One of the leaders in that effort, Colgan said, is Catherine Lozupone, PhD, in the Department of Medicine’s Division of Biomedical Informatics and Personalized Medicine. Using state-of-the art, high-throughput gene sequencing and a groundbreaking algorithm she designed, Lozupone has published more than 50 papers, laying a foundation for a field believed to hold great promise for yielding more personalized treatments and prevention strategies.
GALIIP also draws on a rich legacy. Work by Norman Pace, PhD, who now is a Distinguished Professor of the University in CU Boulder’s Department of Molecular, Cellular and Developmental Biology and who previously held faculty positions at National Jewish and the University of Colorado Health Sciences Center, informs the program. Pace’s laboratory led the development and use of molecular methods to study microbial ecosystems.
“We have a very large footprint in microbiota analysis,” Colgan said.
The next step is to expand into new areas of discovery, outlined by GALIIP as:

• Mucosal innate immunity. Accumulating evidence indicates that the unique anatomy and complex architecture of the GI tract and liver provide cues that contribute significantly to both disease progression and resolution of mucosal disease. Compartmentalized tissue and microbe populations within the intestine, for example, result in significant metabolic shifts within these tissue microenvironments. During active inflammatory disease, metabolic demands often exceed supply, resulting in localized areas of metabolic stress.
• Microbiota. Advances in DNA sequence-based technologies now permit genetic analysis of complex microbial populations without the need for prior cultivation. These molecular methods of culture-independent microbiology and their recent application to studies of the human GI tract in health and disease have served as a paradigm shift in understanding of host-microbe interactions. Upwards of 40,000 bacterial species are estimated to comprise the collective gastrointestinal microbiome, most of which have not been charac-terized.
• Hepatic diseases and innate immunity. Innate immunity is critical to the health of the normal liver and central to the pathogenesis of common hepatic disorders, such as non-alcoholic fatty liver disease (NAFLD). Given the epidemic of obesity in our society, NAFLD and subsequent liver fibrosis have emerged as a major morbidity risk. Innate immunity is central to the development of NAFLD. Among the advantages for researchers at the CU Anschutz Medical Campus are existing repositories of specimens for research and the proximity of clinical centers for adults and children.

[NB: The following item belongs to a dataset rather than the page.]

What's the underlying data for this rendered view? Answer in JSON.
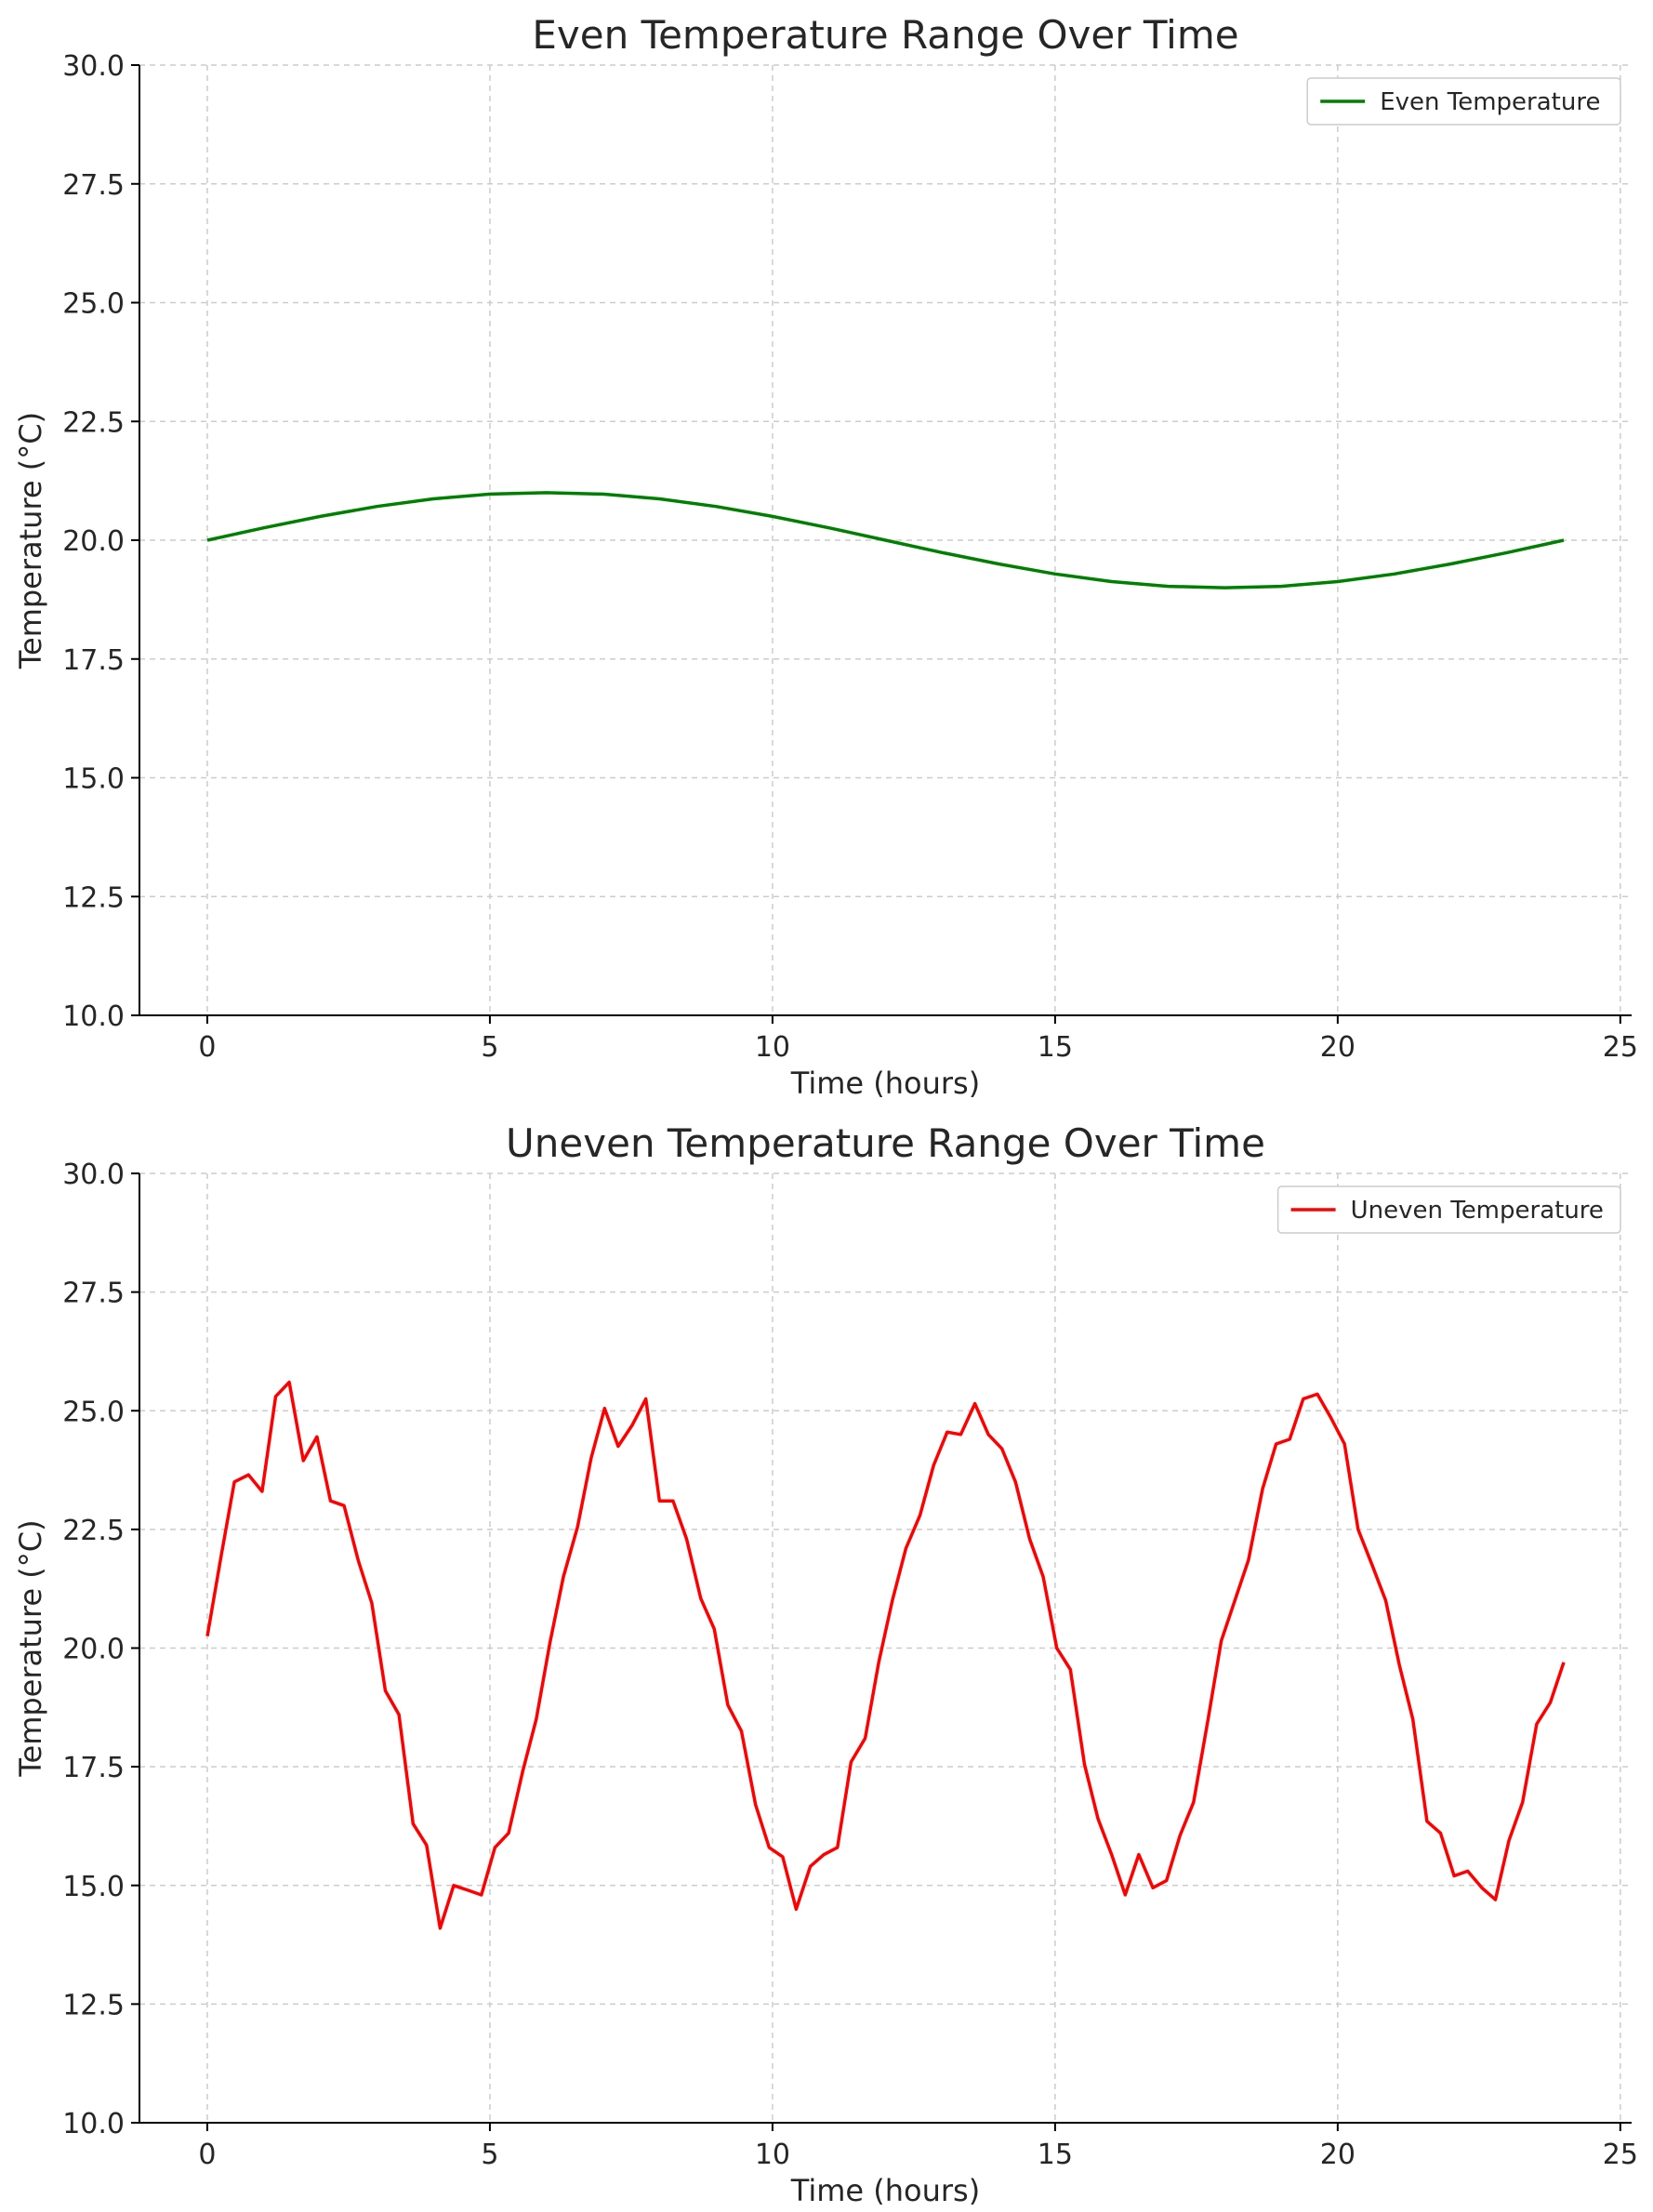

“We have been building repositories of human specimens. So in addition to murine models of disease, we have human models of disease,” said Rosen. “In my lab, we started a repository in 1999 and we now have over 60,000 specimens.
“Using those samples, researchers can look at the populations of cells residing over the liver and ask how many of these cells are autoimmune liver conditions, viral conditions, fibrotic-scar-forming conditions, and interestingly in the liver the predominant population is actually innate lymphocyte population,” he said.
With such knowledge, GALIIP researchers building a better understanding of the vast landscape of the microbiome and why it manifests differently in particular populations.
“One of our big pushes is to understand the differences between liver disease and gut disease in kids and in adults,” Colgan said. “So being on this campus and having Children’s Hospital and University Hospital here and the basic science is a big advantage.”
With the combined insights, GALIIP researchers hope to improve the understanding of the vast landscape of the microbiome.

“You get this genetic foundation in terms of what’s known about certain receptors, or certain pathways, that are regulated genetically, but there is so much more going on within the microenvironment,” Rosen said.